Approaches in development stages include the following.

Transthoracic electroporation

Usefully transfecting lung cells in vivo is difficult. Most techniques, such as using viruses or carrier molecules, either fail to transfect the lungs or induce inflammatory responses that compromise our abilities to further study the transfected lungs. Based on methods pioneered by Dr. David Dean (Northwestern U.), we are transfecting mouse lungs using transthoracic electroporation, in which plasmids containing transgenes of interest are instilled into the lungs and cells become transfected after passing electrical pulses across the closed chest. These techniques can be used to study the regulation of transcription factors (e.g., see J. Immunol. 175:7530, 2005), to identify promoter regions functioning during pneumonia, and to determine biological effects of overexpressing genes of interest.

Polyvalent polymers

Polyvalency is biologically relevant and offers numerous advantages over monovalent interactions between receptors and ligands. With other members of the Nanoscale Science and Engineering Center, in particular Dr.
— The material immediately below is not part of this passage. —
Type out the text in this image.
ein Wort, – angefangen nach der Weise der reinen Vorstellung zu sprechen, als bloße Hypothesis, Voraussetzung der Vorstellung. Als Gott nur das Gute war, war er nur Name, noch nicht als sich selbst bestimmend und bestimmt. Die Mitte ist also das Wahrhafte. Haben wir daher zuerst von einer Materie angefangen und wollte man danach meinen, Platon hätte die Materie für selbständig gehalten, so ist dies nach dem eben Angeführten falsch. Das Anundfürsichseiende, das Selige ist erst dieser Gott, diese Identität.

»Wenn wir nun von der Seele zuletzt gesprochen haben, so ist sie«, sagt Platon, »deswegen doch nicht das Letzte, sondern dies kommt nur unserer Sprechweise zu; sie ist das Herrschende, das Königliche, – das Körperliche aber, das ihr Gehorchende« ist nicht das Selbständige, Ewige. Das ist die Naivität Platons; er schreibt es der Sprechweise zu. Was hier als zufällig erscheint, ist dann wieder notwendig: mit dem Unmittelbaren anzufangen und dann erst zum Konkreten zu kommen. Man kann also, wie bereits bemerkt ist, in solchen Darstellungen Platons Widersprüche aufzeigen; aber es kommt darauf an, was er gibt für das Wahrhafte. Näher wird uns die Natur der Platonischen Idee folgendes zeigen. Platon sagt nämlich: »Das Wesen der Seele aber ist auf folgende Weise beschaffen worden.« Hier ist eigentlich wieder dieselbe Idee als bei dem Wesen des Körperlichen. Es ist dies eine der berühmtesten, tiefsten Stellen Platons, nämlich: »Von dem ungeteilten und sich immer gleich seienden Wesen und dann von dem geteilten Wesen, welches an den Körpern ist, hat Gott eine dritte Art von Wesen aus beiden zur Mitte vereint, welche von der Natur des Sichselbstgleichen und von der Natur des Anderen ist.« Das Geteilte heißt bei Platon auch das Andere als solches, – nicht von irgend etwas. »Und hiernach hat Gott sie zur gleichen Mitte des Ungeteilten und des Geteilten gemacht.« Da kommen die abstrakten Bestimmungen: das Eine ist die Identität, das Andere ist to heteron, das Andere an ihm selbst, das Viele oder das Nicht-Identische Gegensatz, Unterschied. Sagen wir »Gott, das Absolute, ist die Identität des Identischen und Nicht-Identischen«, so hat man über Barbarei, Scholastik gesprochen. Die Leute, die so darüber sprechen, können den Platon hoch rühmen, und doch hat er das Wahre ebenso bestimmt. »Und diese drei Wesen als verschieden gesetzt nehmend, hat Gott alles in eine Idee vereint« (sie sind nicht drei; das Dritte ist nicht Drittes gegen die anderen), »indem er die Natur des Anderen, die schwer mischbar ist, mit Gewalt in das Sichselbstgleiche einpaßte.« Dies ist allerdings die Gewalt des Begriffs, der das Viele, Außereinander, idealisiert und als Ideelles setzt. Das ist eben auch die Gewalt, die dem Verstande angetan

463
George Whitesides, we are using polymers presenting polyvalent ligands to manipulate innate immune responses in the lungs. One example is a strategy for painting multiple diverse bacteria with an antigen of interest, so that antibodies specific for that antigen can then be used to target those bacteria for phagocytic attack by innate immune cells (e.g., see Biomaterials 27:3663, 2006). This approach was featured in a radio broadcast on the Morning Edition show.

Proteomics

There are ~1500 transcription factors encoded in the genomes of humans (or mice). We are developing proteomics techniques to identify transcription factors and other regulatory proteins activated during pneumonia in an unbiased (or at least differently biased) fashion. These studies are in collaboration with Dr. Dieter Wolf and the Harvard NIEHS Proteomics facility, and they have led to the identification of a novel previously uncharacterized protein that has become an ongoing research effort of ours.

Epifluoresecent view of a mouse lung transfected with a gene for enhanced green fluorescent protein using transthoracic electroporation. Transfected cells can be visualized as glowing green through the pleural surface. Untransfected lungs or lungs transfected with other genes show no green fluorescence.